Gruffudd was held prisoner by his brother Dafydd when the latter took over Gwynedd. Following a successful invasion of the Welsh borders by King Henry III of England in 1241, Dafydd was obliged to hand over Gruffudd into the King's custody; he was then taken to London and imprisoned in the Tower of London. Gruffudd's wife, Senana (possibly a daughter of Caradog ap Thomas of Anglesey), agreed to pay Henry 600 marks for the release of her husband and their eldest son, Owain, and to hand over her two youngest sons, Dafydd and Rhodri, to the King as hostages to ensure that she kept her part of the bargain.

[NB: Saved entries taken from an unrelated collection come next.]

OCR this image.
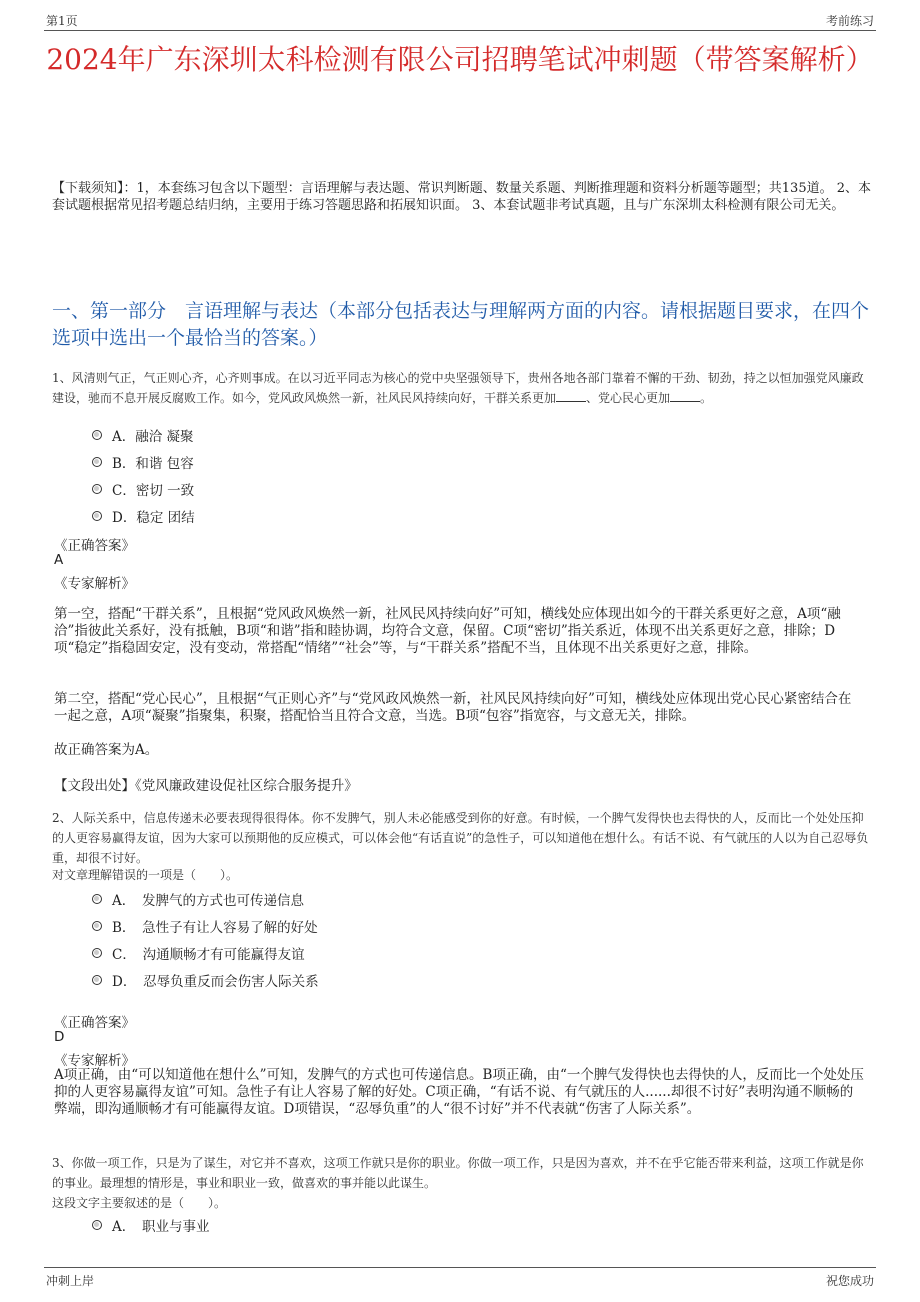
第1页	考前练习
2024年广东深圳太科检测有限公司招聘笔试冲刺题（带答案解析）

【下载须知】：1，本套练习包含以下题型：言语理解与表达题、常识判断题、数量关系题、判断推理题和资料分析题等题型；共135道。 2、本套试题根据常见招考题总结归纳，主要用于练习答题思路和拓展知识面。 3、本套试题非考试真题，且与广东深圳太科检测有限公司无关。

一、第一部分　言语理解与表达（本部分包括表达与理解两方面的内容。请根据题目要求，在四个选项中选出一个最恰当的答案。）

1、风清则气正，气正则心齐，心齐则事成。在以习近平同志为核心的党中央坚强领导下，贵州各地各部门靠着不懈的干劲、韧劲，持之以恒加强党风廉政建设，驰而不息开展反腐败工作。如今，党风政风焕然一新，社风民风持续向好，干群关系更加	、党心民心更加	。

A．融洽 凝聚
B．和谐 包容
C．密切 一致
D．稳定 团结

《正确答案》

A

《专家解析》

第一空，搭配“干群关系”，且根据“党风政风焕然一新，社风民风持续向好”可知，横线处应体现出如今的干群关系更好之意，A项“融洽”指彼此关系好，没有抵触，B项“和谐”指和睦协调，均符合文意，保留。C项“密切”指关系近，体现不出关系更好之意，排除；D项“稳定”指稳固安定，没有变动，常搭配“情绪”“社会”等，与“干群关系”搭配不当，且体现不出关系更好之意，排除。

第二空，搭配“党心民心”，且根据“气正则心齐”与“党风政风焕然一新，社风民风持续向好”可知，横线处应体现出党心民心紧密结合在一起之意，A项“凝聚”指聚集，积聚，搭配恰当且符合文意，当选。B项“包容”指宽容，与文意无关，排除。

故正确答案为A。

【文段出处】《党风廉政建设促社区综合服务提升》

2、人际关系中，信息传递未必要表现得很得体。你不发脾气，别人未必能感受到你的好意。有时候，一个脾气发得快也去得快的人，反而比一个处处压抑的人更容易赢得友谊，因为大家可以预期他的反应模式，可以体会他“有话直说”的急性子，可以知道他在想什么。有话不说、有气就压的人以为自己忍辱负重，却很不讨好。

对文章理解错误的一项是（　　）。

A．　发脾气的方式也可传递信息
B．　急性子有让人容易了解的好处
C．　沟通顺畅才有可能赢得友谊
D．　忍辱负重反而会伤害人际关系

《正确答案》

D

《专家解析》

A项正确，由“可以知道他在想什么”可知，发脾气的方式也可传递信息。B项正确，由“一个脾气发得快也去得快的人，反而比一个处处压抑的人更容易赢得友谊”可知。急性子有让人容易了解的好处。C项正确，“有话不说、有气就压的人......却很不讨好”表明沟通不顺畅的弊端，即沟通顺畅才有可能赢得友谊。D项错误，“忍辱负重”的人“很不讨好”并不代表就“伤害了人际关系”。

3、你做一项工作，只是为了谋生，对它并不喜欢，这项工作就只是你的职业。你做一项工作，只是因为喜欢，并不在乎它能否带来利益，这项工作就是你的事业。最理想的情形是，事业和职业一致，做喜欢的事并能以此谋生。

这段文字主要叙述的是（　　）。

A．　职业与事业
冲刺上岸	祝您成功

Henry did not keep his part, however, and kept Gruffudd and his son imprisoned as "guests" because this continued to give him the possibility of using Gruffudd as a weapon against his brother.

==Death==
However, Gruffudd died while attempting to escape from the Tower in 1244. He is said to have used an improvised rope made from sheets and clothes to lower himself from his window, but as he was a heavy man, the rope broke and he fell to his death.

In 1248, the abbots of Strata Florida and Aberconwy arranged for the return of his body to Wales, where he was buried at Aberconwy with his father.

==Succession==
After his death Gruffudd's four sons—Owain, Llywelyn, Dafydd and Rhodri—would come into their own, and after much fraternal discord, Llywelyn ended up ruling most of Wales. He also had three daughters, Gwladus, Catrin and Margred.

According to several non-contemporary Welsh genealogical tracts, the mother of Llywelyn was Rhanullt, an otherwise unknown daughter of Rǫgnvaldr Guðrøðarson, King of the Isles. If correct, these sources could indicate that Gruffudd married a daughter of Rǫgnvaldr in about 1220. Contemporary sources, however, show that Llywelyn's mother was Senana, an undoubted wife of Gruffudd.